Ho una fitta lancinante tra lo stomaco e il cuore.  Mi alzo e scatto fuori di casa: corro scalza sui sassi, al buio, e raggiungo la casa di Haymitch.
Gli occhi del mentore sono lo specchio della mia stessa paura; mi vede entrare in casa sua tutta rossa di sangue e urlante, lui che stava dormendo nel bel mezzo della notte.
Mi segue senza badare ai lividi sul mio collo, forse nemmeno li vede, gli dico solo che ho ucciso Peeta. Ho ucciso Peeta.
 
È tutto inutile.
Haymitch fissa il cadavere dall'alto, sembra una statua. « È morto, » biascica « è morto ». Ed è la sentenza finale.
Cammina barcollando verso la sala, lontano dalla mia vista, nauseato dalla visione e si piega sul tavolo, la testa tra le mani e la schiena percossa di piccoli tremiti.
Era il suo sopravissuto, il suo vincitore. Il suo sole, in qualche modo: chi, se non Peeta, si preoccupava di lui? Che mangiasse, si vestisse, smettesse di bere ogni tanto?
Ma non mi importa davvero. Peeta era il mio sole.
 
•••
 
Il funerale è deserto.
La Paylor ha impedito che i cittadini di Panem sapessero già dell'accaduto: mi avrebbero rinchiusa in un manicomio, senza ascoltare le mie scuse o le mie scusanti.
Una lapide piccola, grigia, quasi troppo poco spoglia per un artista come lui. Eppure questo è il meglio che può offrire il distretto 12.
I presenti sono pochi. Haymitch, Sae, sua nipote e Plutarch. Nemmeno Effie, Gale o mia madre sanno nulla dell'accaduto: non ho voluto io. Ho bisogno di stare sola, e loro mi avrebbero tartassata di domande – forse solo per dimostrare che sono mentalmente instabile.
 
•••
 
Come dopo la morte di Prim, sono vuota.
Sto sdraiata sul divano, tra una coperta e due cuscini, a fissare dei biscotti vecchi, ma ancora glassati, appoggiati sul tavolino. Ricordo le dita di lui mentre li teneva tra le mani per decorarli. Dita spesse, ma sorprendentemente aggraziate. Dita sporche di colore, chiuse attorno alla mia gola.
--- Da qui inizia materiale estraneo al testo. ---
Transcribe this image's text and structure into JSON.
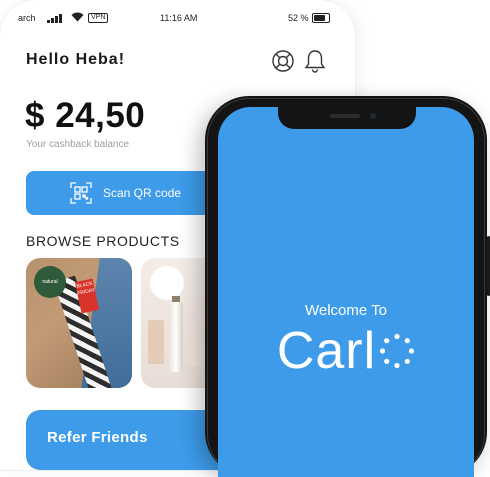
{
  "status_bar": {
    "carrier": "arch",
    "vpn": "VPN",
    "time": "11:16 AM",
    "battery": "52 %"
  },
  "app": {
    "greeting": "Hello Heba!",
    "balance": "$ 24,50",
    "balance_label": "Your cashback balance",
    "scan_label": "Scan QR code",
    "browse_title": "BROWSE PRODUCTS",
    "refer_label": "Refer Friends",
    "products": [
      {
        "logo": "natural",
        "tag": "BLACK FRIDAY"
      },
      {
        "logo": ""
      }
    ]
  },
  "splash": {
    "welcome": "Welcome To",
    "brand": "Carl"
  },
  "colors": {
    "accent": "#3d9be9",
    "text": "#1a1a1a"
  },
  "icons": [
    "signal-icon",
    "wifi-icon",
    "battery-icon",
    "support-icon",
    "bell-icon",
    "qr-icon",
    "carlo-o-icon"
  ]
}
Non piango più, ho finito le lacrime.
 
Mi sfiora l'idea che sia stata solo legittima difesa, ma penso anche che potevo morire io. Non avrei mai dovuto reagire così, sebbene fosse più forte di me... significa che a Capitol ci sono riusciti: mi hanno trasformata in un mostro. In un'assassina.
 
 
Un giorno decido di uscire.
Non mi cambio di vestiti, non so neanche che ora sia, ma vedo che c'è ancora luce fuori. Voglio solo sentire nuovamente la vita.
Istintivamente imbocco la strada per il bosco e scelgo un albero. Non ragiono nemmeno più, sono composta solo di rari pensieri e, soprattutto, di gesti.
“Questo è perfetto” penso, arrampicandomi su un faggio molto alto, forse quaranta, quasi cinquanta metri.
Mi sembra di toccare con mano il cielo.
Il profumo del bosco mi invade e per l'ultima volta mi riempie, mi sazia. Chiudo gli occhi, il vento mi sferza le guance, mi screpola ancora un pochino le labbra, immediatamente inumidite dalle prime gocce di pioggia del cielo grigio – come se qualcuno  volesse mandarmi un bacio, da lassù. Sono nel mio mondo, ora. Sono nella natura, eppure non sto meglio.
“Per sempre” aveva detto lui, quando ancora era qui a riempirmi la vita. E per sempre sarà, solo non sulla terra, non in questa vita.
Basta poco per sbilanciarmi e volare. Il senso di libertà è il mio ultimo pensiero: libera dalle catene del potere, del governo – che anche dopo morto continua a pressarmi dall'alto –, le catene dell'amore e quelle dell'odio. Non sono stata creata per amare: tutti coloro che ho amato per davvero, sono morti. È tempo di pareggiare i conti.
 
Il contatto col suolo mi devasta, sento un dolore atroce tra il collo e la schiena, forse grido. Poi, il nulla.
Il buio.




Buongiorno!
Torno oggi con questa oneshot, nata quasi per caso. Sinceramente, dopo averla vista, rivista e stravista, con mille modifiche ed altrettante imprecazioni (lol), ora sono piuttosto soddisfatta. È qualcosa di un po’ diverso, di un po’ (molto) tragico.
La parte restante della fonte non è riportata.